For motorists, the price cuts provide a slight reprieve from the persistent fuel cost hikes that have put a strain on personal budgets. The drop in Diesel and Kerosene prices, in particular, will be beneficial to sectors such as transport, agriculture, and energy, where these products are widely used.
A Positive Sign for the Economy
While the reductions are not substantial, they provide a signal that fuel prices may stabilize further, depending on the global economic and market conditions. For many Kenyans, the move is a sign of the government’s responsiveness to the pressures of rising living costs, and could offer a much-needed economic breather at the start of 2026.
EPRA has urged the public to take note of the adjusted prices and ensure that the reductions are reflected at the pump. With the new fuel prices set to remain in effect for the next 30 days, Kenyans can expect a brief window of relief, though the volatility of global oil prices means that further adjustments—either up or down—could occur in the coming months.
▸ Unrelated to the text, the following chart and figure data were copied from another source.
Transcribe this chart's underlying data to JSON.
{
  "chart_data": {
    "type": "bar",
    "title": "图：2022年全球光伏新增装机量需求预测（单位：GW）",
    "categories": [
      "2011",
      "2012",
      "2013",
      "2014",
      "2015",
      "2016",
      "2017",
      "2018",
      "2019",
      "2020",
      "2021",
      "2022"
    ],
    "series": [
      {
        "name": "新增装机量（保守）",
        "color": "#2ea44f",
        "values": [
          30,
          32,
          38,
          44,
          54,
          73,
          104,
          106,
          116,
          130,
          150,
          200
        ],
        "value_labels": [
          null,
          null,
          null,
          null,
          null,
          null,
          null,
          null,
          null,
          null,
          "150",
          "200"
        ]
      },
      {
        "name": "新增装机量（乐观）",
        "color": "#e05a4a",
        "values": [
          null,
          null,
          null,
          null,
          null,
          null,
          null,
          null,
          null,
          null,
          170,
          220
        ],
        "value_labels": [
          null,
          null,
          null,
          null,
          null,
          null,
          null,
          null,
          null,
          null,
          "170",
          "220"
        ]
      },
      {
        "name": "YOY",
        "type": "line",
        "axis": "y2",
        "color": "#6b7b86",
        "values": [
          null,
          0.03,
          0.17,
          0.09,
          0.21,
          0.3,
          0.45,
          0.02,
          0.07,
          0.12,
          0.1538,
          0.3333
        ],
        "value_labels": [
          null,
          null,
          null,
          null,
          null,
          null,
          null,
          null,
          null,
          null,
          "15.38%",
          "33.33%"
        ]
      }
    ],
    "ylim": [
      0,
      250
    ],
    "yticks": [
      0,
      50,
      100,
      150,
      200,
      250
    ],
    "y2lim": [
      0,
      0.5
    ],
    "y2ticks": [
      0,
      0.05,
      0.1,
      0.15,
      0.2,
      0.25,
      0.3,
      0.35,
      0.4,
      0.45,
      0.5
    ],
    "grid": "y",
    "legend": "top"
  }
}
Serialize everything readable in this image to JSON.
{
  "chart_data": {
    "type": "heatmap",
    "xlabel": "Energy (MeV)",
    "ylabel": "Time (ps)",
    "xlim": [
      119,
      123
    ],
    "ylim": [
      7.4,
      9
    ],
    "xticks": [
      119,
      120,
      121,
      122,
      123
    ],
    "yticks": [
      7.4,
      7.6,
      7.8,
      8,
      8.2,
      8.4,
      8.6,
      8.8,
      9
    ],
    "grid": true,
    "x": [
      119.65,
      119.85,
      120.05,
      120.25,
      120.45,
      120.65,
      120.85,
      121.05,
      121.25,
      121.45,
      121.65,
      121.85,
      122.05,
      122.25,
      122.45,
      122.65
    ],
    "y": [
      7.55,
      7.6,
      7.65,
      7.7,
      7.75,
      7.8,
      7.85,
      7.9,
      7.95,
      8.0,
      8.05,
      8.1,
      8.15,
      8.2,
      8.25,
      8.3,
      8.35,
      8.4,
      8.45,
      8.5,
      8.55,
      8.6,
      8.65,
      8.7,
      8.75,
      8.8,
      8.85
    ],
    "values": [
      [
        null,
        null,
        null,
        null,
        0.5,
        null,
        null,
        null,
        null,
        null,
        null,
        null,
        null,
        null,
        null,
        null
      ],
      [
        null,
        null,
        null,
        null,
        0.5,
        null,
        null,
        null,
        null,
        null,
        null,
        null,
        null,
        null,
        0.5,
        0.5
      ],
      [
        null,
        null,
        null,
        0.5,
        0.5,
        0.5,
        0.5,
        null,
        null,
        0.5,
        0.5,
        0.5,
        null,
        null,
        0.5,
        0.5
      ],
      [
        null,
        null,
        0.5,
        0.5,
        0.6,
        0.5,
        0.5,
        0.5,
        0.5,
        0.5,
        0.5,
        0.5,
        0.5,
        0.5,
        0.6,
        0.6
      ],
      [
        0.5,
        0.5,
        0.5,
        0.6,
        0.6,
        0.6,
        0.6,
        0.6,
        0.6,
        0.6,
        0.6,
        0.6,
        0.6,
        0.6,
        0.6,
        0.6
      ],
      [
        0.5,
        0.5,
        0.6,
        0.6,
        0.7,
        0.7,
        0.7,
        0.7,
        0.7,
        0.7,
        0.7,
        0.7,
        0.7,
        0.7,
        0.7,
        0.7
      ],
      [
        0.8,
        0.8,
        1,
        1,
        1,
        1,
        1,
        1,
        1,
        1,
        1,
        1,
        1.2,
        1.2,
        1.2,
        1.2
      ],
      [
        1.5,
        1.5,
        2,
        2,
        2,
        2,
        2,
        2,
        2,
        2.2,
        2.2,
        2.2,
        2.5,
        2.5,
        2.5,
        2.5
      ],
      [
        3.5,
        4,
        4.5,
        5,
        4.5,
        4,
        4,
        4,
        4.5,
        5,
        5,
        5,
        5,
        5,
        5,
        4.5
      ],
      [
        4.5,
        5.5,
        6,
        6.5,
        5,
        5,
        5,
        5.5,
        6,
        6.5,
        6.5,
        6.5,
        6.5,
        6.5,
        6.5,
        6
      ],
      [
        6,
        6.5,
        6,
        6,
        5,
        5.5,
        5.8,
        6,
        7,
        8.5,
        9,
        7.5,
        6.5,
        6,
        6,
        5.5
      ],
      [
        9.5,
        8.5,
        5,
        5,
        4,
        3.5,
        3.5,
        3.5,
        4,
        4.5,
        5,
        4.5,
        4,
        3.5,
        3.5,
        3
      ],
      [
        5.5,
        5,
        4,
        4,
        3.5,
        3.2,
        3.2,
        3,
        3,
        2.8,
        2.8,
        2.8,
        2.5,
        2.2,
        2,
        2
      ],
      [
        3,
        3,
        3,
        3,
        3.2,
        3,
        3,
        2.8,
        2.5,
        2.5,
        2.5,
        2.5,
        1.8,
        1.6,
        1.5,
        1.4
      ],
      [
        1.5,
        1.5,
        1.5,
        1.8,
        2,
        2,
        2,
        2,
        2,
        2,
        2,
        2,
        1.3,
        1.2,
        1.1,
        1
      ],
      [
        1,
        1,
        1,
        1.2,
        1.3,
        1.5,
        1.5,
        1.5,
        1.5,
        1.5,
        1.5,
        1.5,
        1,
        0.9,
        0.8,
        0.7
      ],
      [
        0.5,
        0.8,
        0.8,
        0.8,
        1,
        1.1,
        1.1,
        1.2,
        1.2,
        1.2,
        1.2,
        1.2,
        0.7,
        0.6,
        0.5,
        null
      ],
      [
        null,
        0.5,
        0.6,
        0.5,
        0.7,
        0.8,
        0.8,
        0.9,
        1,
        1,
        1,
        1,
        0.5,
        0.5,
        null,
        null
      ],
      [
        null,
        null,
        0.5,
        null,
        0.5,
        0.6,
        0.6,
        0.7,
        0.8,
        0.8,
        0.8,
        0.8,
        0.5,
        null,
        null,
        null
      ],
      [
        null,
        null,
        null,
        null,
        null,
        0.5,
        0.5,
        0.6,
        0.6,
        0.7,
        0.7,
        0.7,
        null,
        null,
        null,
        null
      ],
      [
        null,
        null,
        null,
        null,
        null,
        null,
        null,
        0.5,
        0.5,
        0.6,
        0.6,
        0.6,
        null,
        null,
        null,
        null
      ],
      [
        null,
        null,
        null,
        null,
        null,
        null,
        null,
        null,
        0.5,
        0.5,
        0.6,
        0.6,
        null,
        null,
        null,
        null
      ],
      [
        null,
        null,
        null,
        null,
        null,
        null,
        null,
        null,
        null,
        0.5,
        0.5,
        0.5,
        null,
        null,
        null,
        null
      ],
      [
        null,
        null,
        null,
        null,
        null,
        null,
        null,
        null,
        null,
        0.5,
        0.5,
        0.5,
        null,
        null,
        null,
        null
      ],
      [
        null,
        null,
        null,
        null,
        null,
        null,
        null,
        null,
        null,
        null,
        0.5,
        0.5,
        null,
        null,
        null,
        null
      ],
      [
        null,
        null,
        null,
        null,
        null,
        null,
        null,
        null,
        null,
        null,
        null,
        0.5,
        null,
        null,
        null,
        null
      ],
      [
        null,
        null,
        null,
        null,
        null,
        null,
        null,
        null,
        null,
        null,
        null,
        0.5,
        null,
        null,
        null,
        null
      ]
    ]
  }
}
A Step Toward Affordability
The reduction in fuel prices, while modest, is a positive step toward easing the financial strain on Kenyans. With Super Petrol, Diesel, and Kerosene seeing slight but meaningful reductions, many will hope that these trends continue in the months to come, bringing further affordability to an area that has long been a major expense for households and businesses.
As the global oil market continues to fluctuate, the role of EPRA in monitoring and adjusting fuel prices will remain crucial in maintaining a balance between consumer affordability and the stability of Kenya’s energy sector.